On 7 June 2007, in the Gold Cup Tournament at the Home Depot Center, Spann scored a spectacular free kick more than 40 meters out against El Salvador, Trinidad & Tobago were defeated 2–1.

==Club statistics==

| Club performance |  |  | League |  | Cup |  | Total |  |
| Season | Club | League | Apps | Goals | Apps | Goals | Apps | Goals |
| Trinidad and Tobago |  |  | League |  | Trinidad and Tobago Cup |  | Total |  |
| 2000 | Doc's Khelwalaas | Pro League |  |  |  |  |  |  |
| 2001 | W Connection | Pro League |  |  |  |  |  |  |
| Italy |  |  | League |  | Coppa Italia |  | Total |  |
| 2001/02 | Perugia | Serie A | 0 | 0 |  |  | 0 | 0 |
| 2002/03 | Sambenedettese | Serie C1 | 3 | 0 |  |  | 3 | 0 |
| Trinidad and Tobago |  |  | League |  | Trinidad and Tobago Cup |  | Total |  |
| 2003 | W Connection | Pro League |  |  |  |  |  |  |
| 2004 |  |  |  |  |  |  |
| Croatia |  |  | League |  | Croatian Cup |  | Total |  |
| 2004/05 | Dinamo Zagreb | Prva HNL | 0 | 0 |  |  | 0 | 0 |
| Japan |  |  | League |  | Emperor's Cup |  | Total |  |
| 2005 | Yokohama FC | J2 League | 20 | 3 | 0 | 0 | 20 | 3 |
| Trinidad and Tobago |  |  | League |  | Trinidad and Tobago Cup |  | Total |  |
| 2006 | W Connection | Pro League |  |  |  |  |  |  |
| 2007 |  |  |  |  |  |  |
| England |  |  | League |  | FA Cup |  | Total |  |
| 2007/08 | Wrexham | League Two | 9 | 1 | 1 | 0 | 10 | 1 |
| 2008/09 | Conference | 13 | 0 | 2 | 0 | 15 | 0 |
| 2009/10 |  |  |  |  |  |  |
| Country | Trinidad and Tobago |  |  |  |  |  |  |  |
| Italy |  | 3 | 0 |  |  | 3 | 0 |
| Croatia |  | 0 | 0 |  |  | 0 | 0 |
| Japan |  | 20 | 3 | 0 | 0 | 20 | 3 |
| England |  | 22 | 1 | 3 | 0 | 25 | 1 |
| Total |  |  | 45 | 4 | 3 | 0 | 48 | 4 |

==National team statistics==

Trinidad and Tobago national team
| Year | Apps | Goals |
| 2002 | 3 | 0 |
| 2003 | 7 | 0 |
| 2004 | 8 | 1 |
| 2005 | 9 | 0 |
| 2006 | 2 | 0 |
| 2007 | 5 | 1 |
| 2008 | 1 | 0 |
| 2009 | 6 | 0 |
| Total | 41 | 2 |

===International goals===
 Scores and results list T&T's goal tally first.

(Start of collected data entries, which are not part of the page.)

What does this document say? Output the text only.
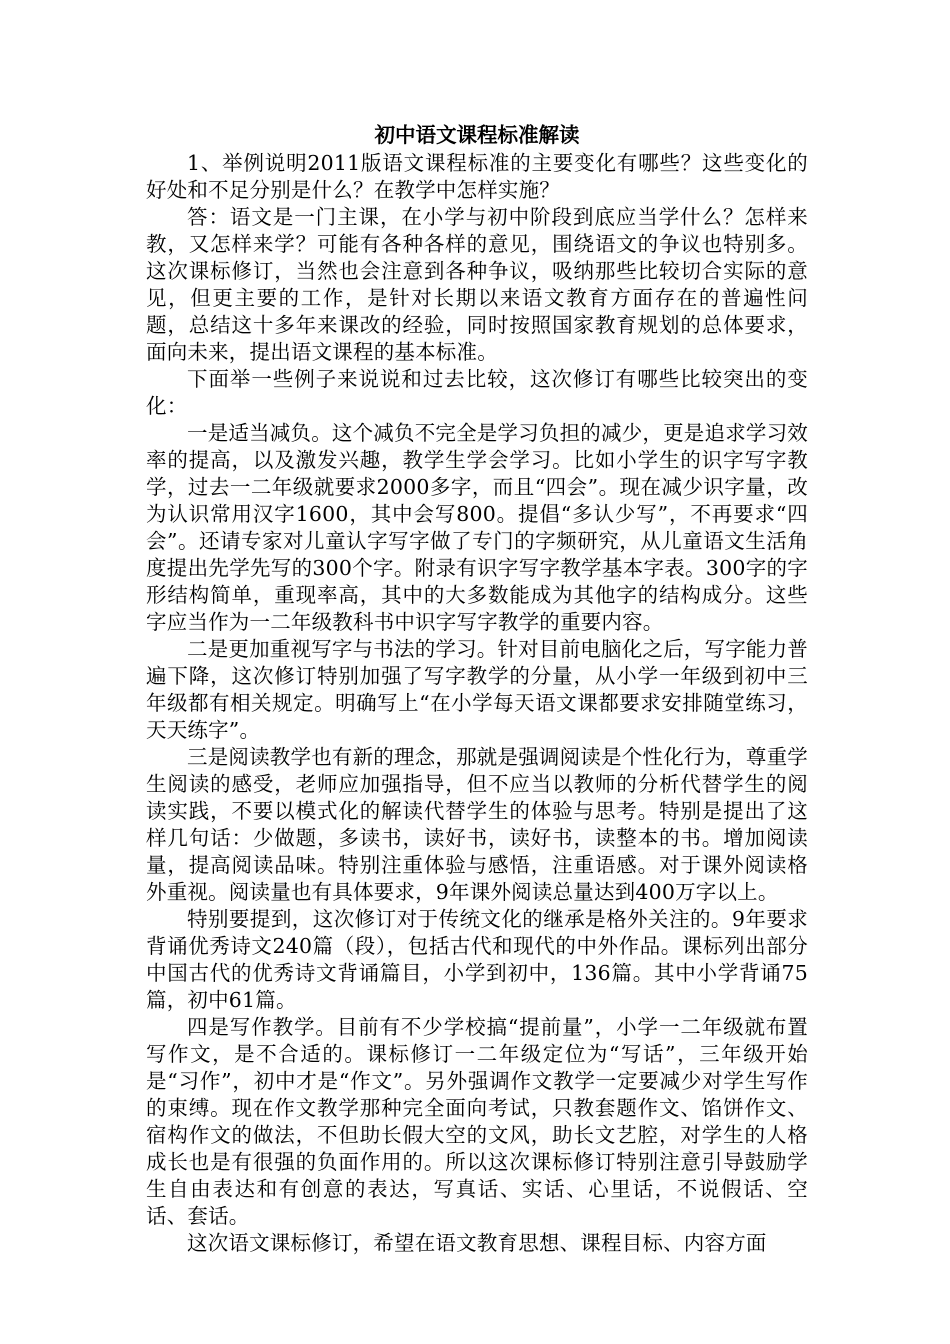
初中语文课程标准解读

1、举例说明2011版语文课程标准的主要变化有哪些？这些变化的好处和不足分别是什么？在教学中怎样实施？

答：语文是一门主课，在小学与初中阶段到底应当学什么？怎样来教，又怎样来学？可能有各种各样的意见，围绕语文的争议也特别多。这次课标修订，当然也会注意到各种争议，吸纳那些比较切合实际的意见，但更主要的工作，是针对长期以来语文教育方面存在的普遍性问题，总结这十多年来课改的经验，同时按照国家教育规划的总体要求，面向未来，提出语文课程的基本标准。

下面举一些例子来说说和过去比较，这次修订有哪些比较突出的变化：

一是适当减负。这个减负不完全是学习负担的减少，更是追求学习效率的提高，以及激发兴趣，教学生学会学习。比如小学生的识字写字教学，过去一二年级就要求2000多字，而且“四会”。现在减少识字量，改为认识常用汉字1600，其中会写800。提倡“多认少写”，不再要求“四会”。还请专家对儿童认字写字做了专门的字频研究，从儿童语文生活角度提出先学先写的300个字。附录有识字写字教学基本字表。300字的字形结构简单，重现率高，其中的大多数能成为其他字的结构成分。这些字应当作为一二年级教科书中识字写字教学的重要内容。

二是更加重视写字与书法的学习。针对目前电脑化之后，写字能力普遍下降，这次修订特别加强了写字教学的分量，从小学一年级到初中三年级都有相关规定。明确写上“在小学每天语文课都要求安排随堂练习，天天练字”。

三是阅读教学也有新的理念，那就是强调阅读是个性化行为，尊重学生阅读的感受，老师应加强指导，但不应当以教师的分析代替学生的阅读实践，不要以模式化的解读代替学生的体验与思考。特别是提出了这样几句话：少做题，多读书，读好书，读好书，读整本的书。增加阅读量，提高阅读品味。特别注重体验与感悟，注重语感。对于课外阅读格外重视。阅读量也有具体要求，9年课外阅读总量达到400万字以上。

特别要提到，这次修订对于传统文化的继承是格外关注的。9年要求背诵优秀诗文240篇（段），包括古代和现代的中外作品。课标列出部分中国古代的优秀诗文背诵篇目，小学到初中，136篇。其中小学背诵75篇，初中61篇。

四是写作教学。目前有不少学校搞“提前量”，小学一二年级就布置写作文，是不合适的。课标修订一二年级定位为“写话”，三年级开始是“习作”，初中才是“作文”。另外强调作文教学一定要减少对学生写作的束缚。现在作文教学那种完全面向考试，只教套题作文、馅饼作文、宿构作文的做法，不但助长假大空的文风，助长文艺腔，对学生的人格成长也是有很强的负面作用的。所以这次课标修订特别注意引导鼓励学生自由表达和有创意的表达，写真话、实话、心里话，不说假话、空话、套话。

这次语文课标修订，希望在语文教育思想、课程目标、内容方面
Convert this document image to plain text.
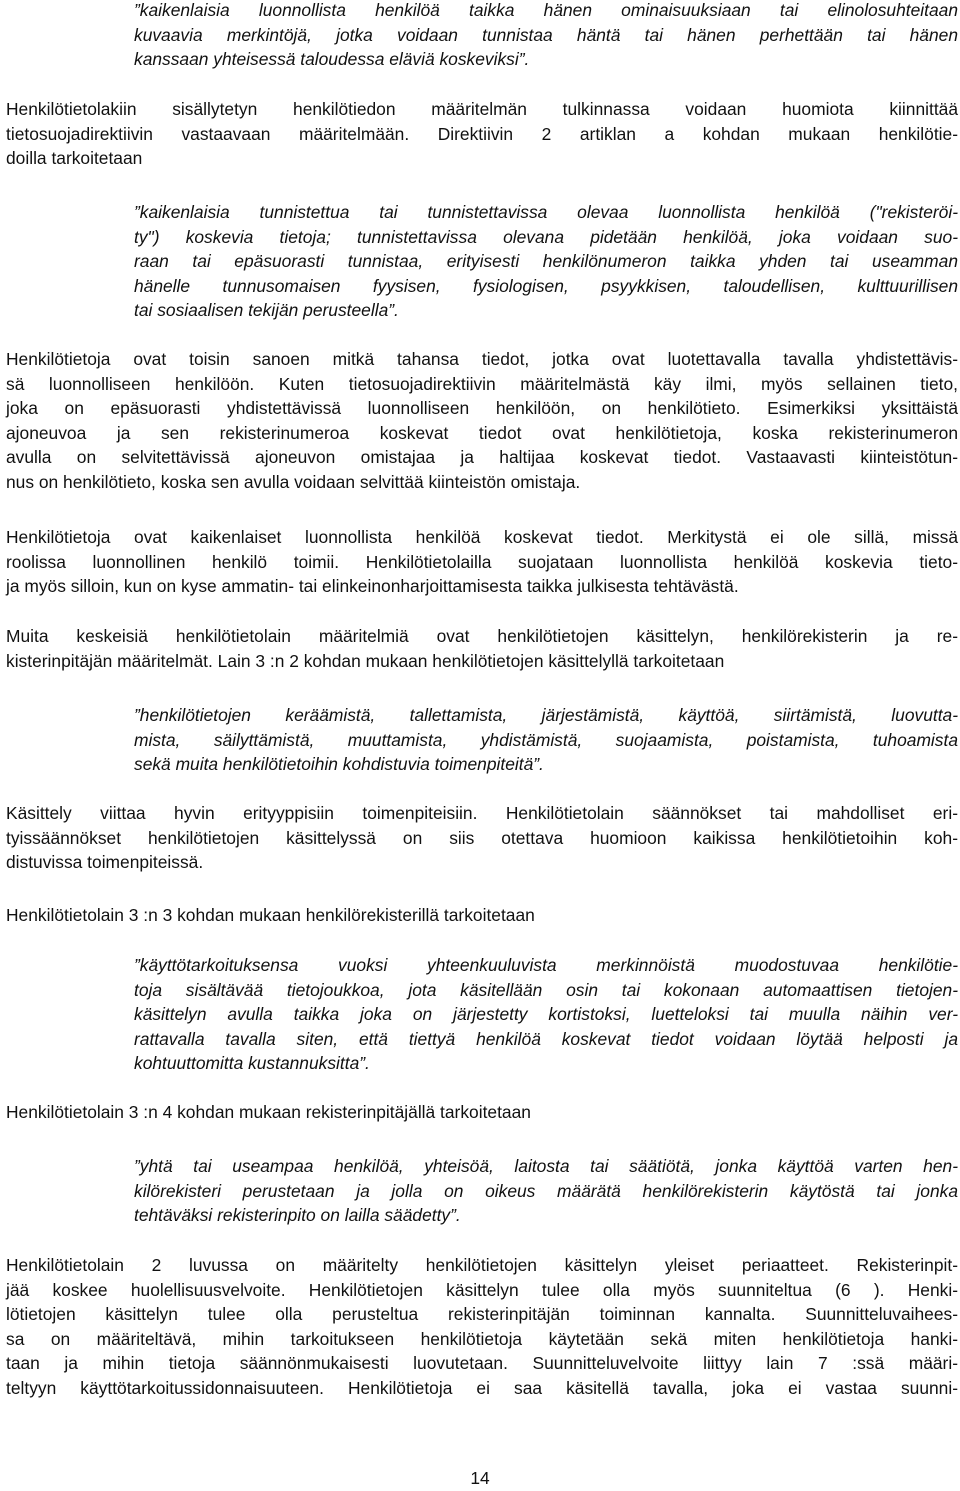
”kaikenlaisia luonnollista henkilöä taikka hänen ominaisuuksiaan tai elinolosuhteitaan
kuvaavia merkintöjä, jotka voidaan tunnistaa häntä tai hänen perhettään tai hänen
kanssaan yhteisessä taloudessa eläviä koskeviksi”.
Henkilötietolakiin sisällytetyn henkilötiedon määritelmän tulkinnassa voidaan huomiota kiinnittää
tietosuojadirektiivin vastaavaan määritelmään. Direktiivin 2 artiklan a kohdan mukaan henkilötie-
doilla tarkoitetaan
”kaikenlaisia tunnistettua tai tunnistettavissa olevaa luonnollista henkilöä ("rekisteröi-
ty") koskevia tietoja; tunnistettavissa olevana pidetään henkilöä, joka voidaan suo-
raan tai epäsuorasti tunnistaa, erityisesti henkilönumeron taikka yhden tai useamman
hänelle tunnusomaisen fyysisen, fysiologisen, psyykkisen, taloudellisen, kulttuurillisen
tai sosiaalisen tekijän perusteella”.
Henkilötietoja ovat toisin sanoen mitkä tahansa tiedot, jotka ovat luotettavalla tavalla yhdistettävis-
sä luonnolliseen henkilöön. Kuten tietosuojadirektiivin määritelmästä käy ilmi, myös sellainen tieto,
joka on epäsuorasti yhdistettävissä luonnolliseen henkilöön, on henkilötieto. Esimerkiksi yksittäistä
ajoneuvoa ja sen rekisterinumeroa koskevat tiedot ovat henkilötietoja, koska rekisterinumeron
avulla on selvitettävissä ajoneuvon omistajaa ja haltijaa koskevat tiedot. Vastaavasti kiinteistötun-
nus on henkilötieto, koska sen avulla voidaan selvittää kiinteistön omistaja.
Henkilötietoja ovat kaikenlaiset luonnollista henkilöä koskevat tiedot. Merkitystä ei ole sillä, missä
roolissa luonnollinen henkilö toimii. Henkilötietolailla suojataan luonnollista henkilöä koskevia tieto-
ja myös silloin, kun on kyse ammatin- tai elinkeinonharjoittamisesta taikka julkisesta tehtävästä.
Muita keskeisiä henkilötietolain määritelmiä ovat henkilötietojen käsittelyn, henkilörekisterin ja re-
kisterinpitäjän määritelmät. Lain 3 :n 2 kohdan mukaan henkilötietojen käsittelyllä tarkoitetaan
”henkilötietojen keräämistä, tallettamista, järjestämistä, käyttöä, siirtämistä, luovutta-
mista, säilyttämistä, muuttamista, yhdistämistä, suojaamista, poistamista, tuhoamista
sekä muita henkilötietoihin kohdistuvia toimenpiteitä”.
Käsittely viittaa hyvin erityyppisiin toimenpiteisiin. Henkilötietolain säännökset tai mahdolliset eri-
tyissäännökset henkilötietojen käsittelyssä on siis otettava huomioon kaikissa henkilötietoihin koh-
distuvissa toimenpiteissä.
Henkilötietolain 3 :n 3 kohdan mukaan henkilörekisterillä tarkoitetaan
”käyttötarkoituksensa vuoksi yhteenkuuluvista merkinnöistä muodostuvaa henkilötie-
toja sisältävää tietojoukkoa, jota käsitellään osin tai kokonaan automaattisen tietojen-
käsittelyn avulla taikka joka on järjestetty kortistoksi, luetteloksi tai muulla näihin ver-
rattavalla tavalla siten, että tiettyä henkilöä koskevat tiedot voidaan löytää helposti ja
kohtuuttomitta kustannuksitta”.
Henkilötietolain 3 :n 4 kohdan mukaan rekisterinpitäjällä tarkoitetaan
”yhtä tai useampaa henkilöä, yhteisöä, laitosta tai säätiötä, jonka käyttöä varten hen-
kilörekisteri perustetaan ja jolla on oikeus määrätä henkilörekisterin käytöstä tai jonka
tehtäväksi rekisterinpito on lailla säädetty”.
Henkilötietolain 2 luvussa on määritelty henkilötietojen käsittelyn yleiset periaatteet. Rekisterinpit-
jää koskee huolellisuusvelvoite. Henkilötietojen käsittelyn tulee olla myös suunniteltua (6 ). Henki-
lötietojen käsittelyn tulee olla perusteltua rekisterinpitäjän toiminnan kannalta. Suunnitteluvaihees-
sa on määriteltävä, mihin tarkoitukseen henkilötietoja käytetään sekä miten henkilötietoja hanki-
taan ja mihin tietoja säännönmukaisesti luovutetaan. Suunnitteluvelvoite liittyy lain 7 :ssä määri-
teltyyn käyttötarkoitussidonnaisuuteen. Henkilötietoja ei saa käsitellä tavalla, joka ei vastaa suunni-
14
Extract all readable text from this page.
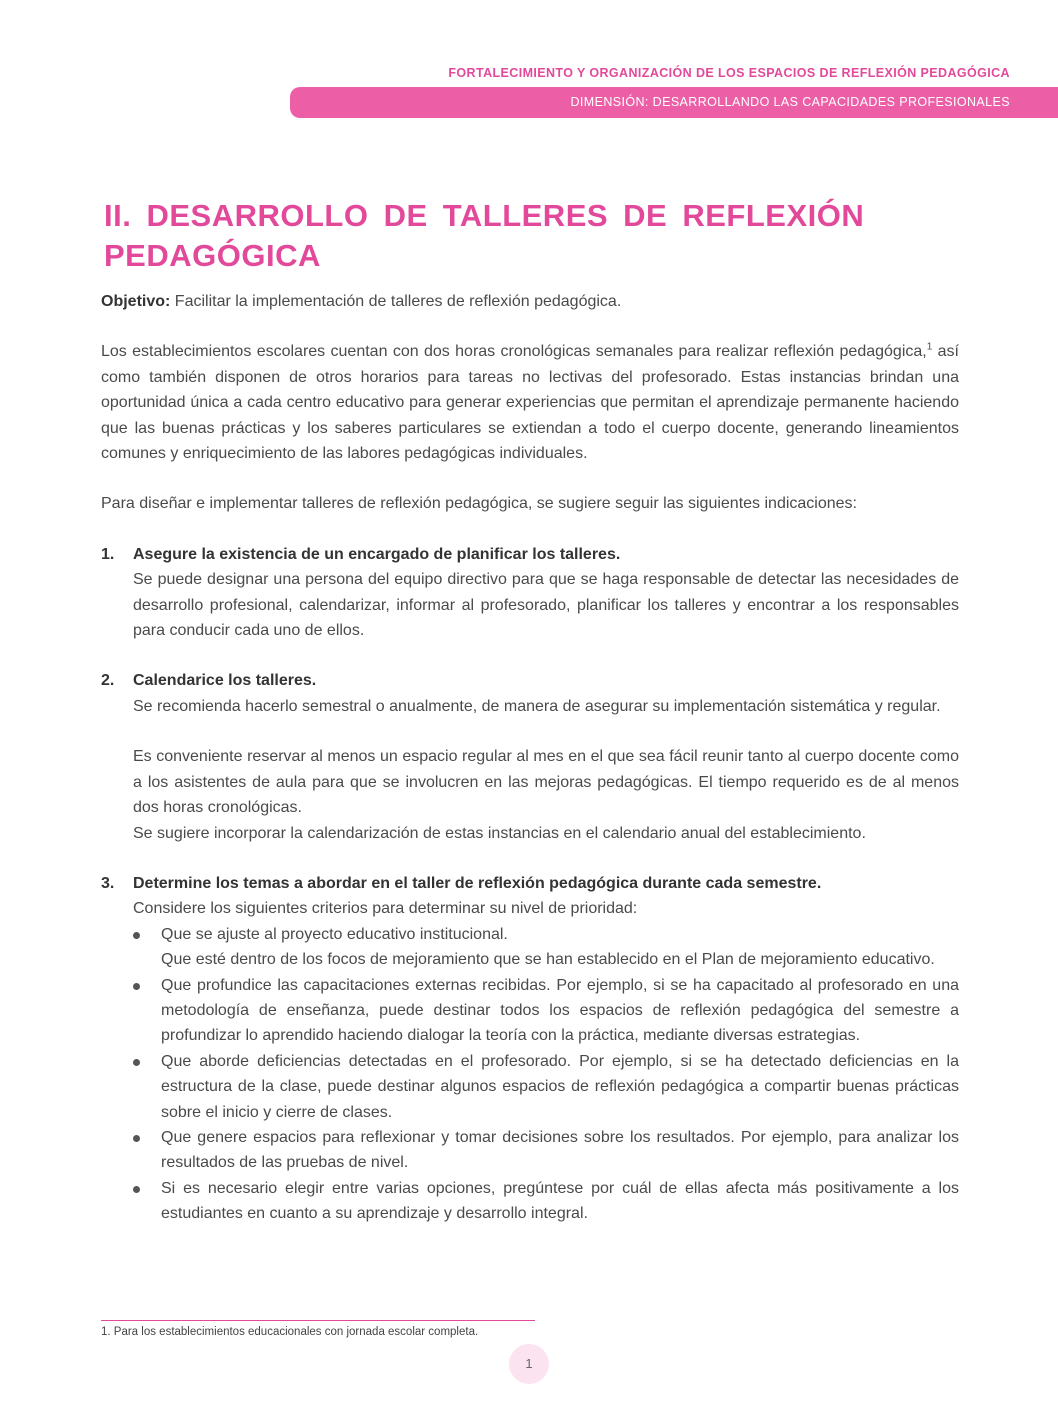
FORTALECIMIENTO Y ORGANIZACIÓN DE LOS ESPACIOS DE REFLEXIÓN PEDAGÓGICA
DIMENSIÓN: DESARROLLANDO LAS CAPACIDADES PROFESIONALES
II. DESARROLLO DE TALLERES DE REFLEXIÓN PEDAGÓGICA

Objetivo: Facilitar la implementación de talleres de reflexión pedagógica.

Los establecimientos escolares cuentan con dos horas cronológicas semanales para realizar reflexión pedagógica,$^1$ así como también disponen de otros horarios para tareas no lectivas del profesorado. Estas instancias brindan una oportunidad única a cada centro educativo para generar experiencias que permitan el aprendizaje permanente haciendo que las buenas prácticas y los saberes particulares se extiendan a todo el cuerpo docente, generando lineamientos comunes y enriquecimiento de las labores pedagógicas individuales.

Para diseñar e implementar talleres de reflexión pedagógica, se sugiere seguir las siguientes indicaciones:

1. Asegure la existencia de un encargado de planificar los talleres.

Se puede designar una persona del equipo directivo para que se haga responsable de detectar las necesidades de desarrollo profesional, calendarizar, informar al profesorado, planificar los talleres y encontrar a los responsables para conducir cada uno de ellos.

2. Calendarice los talleres.

Se recomienda hacerlo semestral o anualmente, de manera de asegurar su implementación sistemática y regular.

Es conveniente reservar al menos un espacio regular al mes en el que sea fácil reunir tanto al cuerpo docente como a los asistentes de aula para que se involucren en las mejoras pedagógicas. El tiempo requerido es de al menos dos horas cronológicas.

Se sugiere incorporar la calendarización de estas instancias en el calendario anual del establecimiento.

3. Determine los temas a abordar en el taller de reflexión pedagógica durante cada semestre.

Considere los siguientes criterios para determinar su nivel de prioridad:

Que se ajuste al proyecto educativo institucional.
Que esté dentro de los focos de mejoramiento que se han establecido en el Plan de mejoramiento educativo.
Que profundice las capacitaciones externas recibidas. Por ejemplo, si se ha capacitado al profesorado en una metodología de enseñanza, puede destinar todos los espacios de reflexión pedagógica del semestre a profundizar lo aprendido haciendo dialogar la teoría con la práctica, mediante diversas estrategias.
Que aborde deficiencias detectadas en el profesorado. Por ejemplo, si se ha detectado deficiencias en la estructura de la clase, puede destinar algunos espacios de reflexión pedagógica a compartir buenas prácticas sobre el inicio y cierre de clases.
Que genere espacios para reflexionar y tomar decisiones sobre los resultados. Por ejemplo, para analizar los resultados de las pruebas de nivel.
Si es necesario elegir entre varias opciones, pregúntese por cuál de ellas afecta más positivamente a los estudiantes en cuanto a su aprendizaje y desarrollo integral.
1. Para los establecimientos educacionales con jornada escolar completa.
1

| # | Date | Venue | Opponent | Score | Result | Competition |
|---|---|---|---|---|---|---|
| 1 | 12 December 2004 | Tortola, British Virgin Islands | British Virgin Islands | 4–0 | 4–0 | Digicel Caribbean Cup 2005 |
| 2 | 7 June 2007 | California, United States | El Salvador | 1–0 | 1–2 | 2007 CONCACAF Gold Cup |

Source

==Personal life==
His younger brother Silas Spann of Joe Public F.C. is currently member of the Trinidad and Tobago national football team.